Remarking upon Schiele’s working methods at this time, the artist’s friend Albert Paris von Gütersloh described the unaffected naturalism of the young sitters who frequented his studio. “They sat around doing nothing … they slept … lolled about lazily (which they were not allowed to do at home), combed … their closely cropped or tangled hair, pulled their skirts down or up, tied or untied their shoelaces. And all this they did—if one can call that doing something—because they were left to themselves…” (quoted in J. Kallir, Egon Schiele: Life and Work, New York, 2003, p. 75). According to von Gütersloh, Schiele would sit on the sofa, playing with his pencil, until: “Suddenly, and although he didn’t appear to have been paying attention at all, he would say very softly … “stop!” And now, as if under the spell of his magic, they froze as they were—lying, standing, kneeling, relaxing, tying or untying, pulling down or up, combing themselves or scratching themselves—as though they had been banished to timelessness or covered with lava, and then, in a twinkling, brought back to life.
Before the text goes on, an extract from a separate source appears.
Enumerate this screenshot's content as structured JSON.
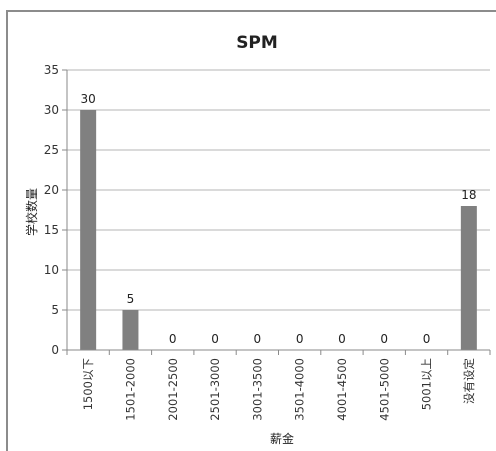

That is the immortal moment in which the transitory is transformed into the eternity of art” (ibid).
As with the majority of Schiele’s figure studies, the almost sculptural physicality of the young model’s body is contrasted against the void of the blank page surrounding her, the details of the setting subsumed by the artist’s need to capture the vital living nature of the human form before him. Reinforcing the isolation of his model on the page, Schiele emphasizes the strong meandering contours of her figure by introducing a subtle white “halo” of opaque heightener in places around the edges of her body, a technique he made frequent use of at this time. Radiating from the model like a shimmering current of electric light, Schiele often used this essentially abstract pictorial device in his early watercolors not only as a means of conveying energy, but also in a practical capacity, halting the flow of the thinned, liquid washes of watercolor from spilling across the rest of the page.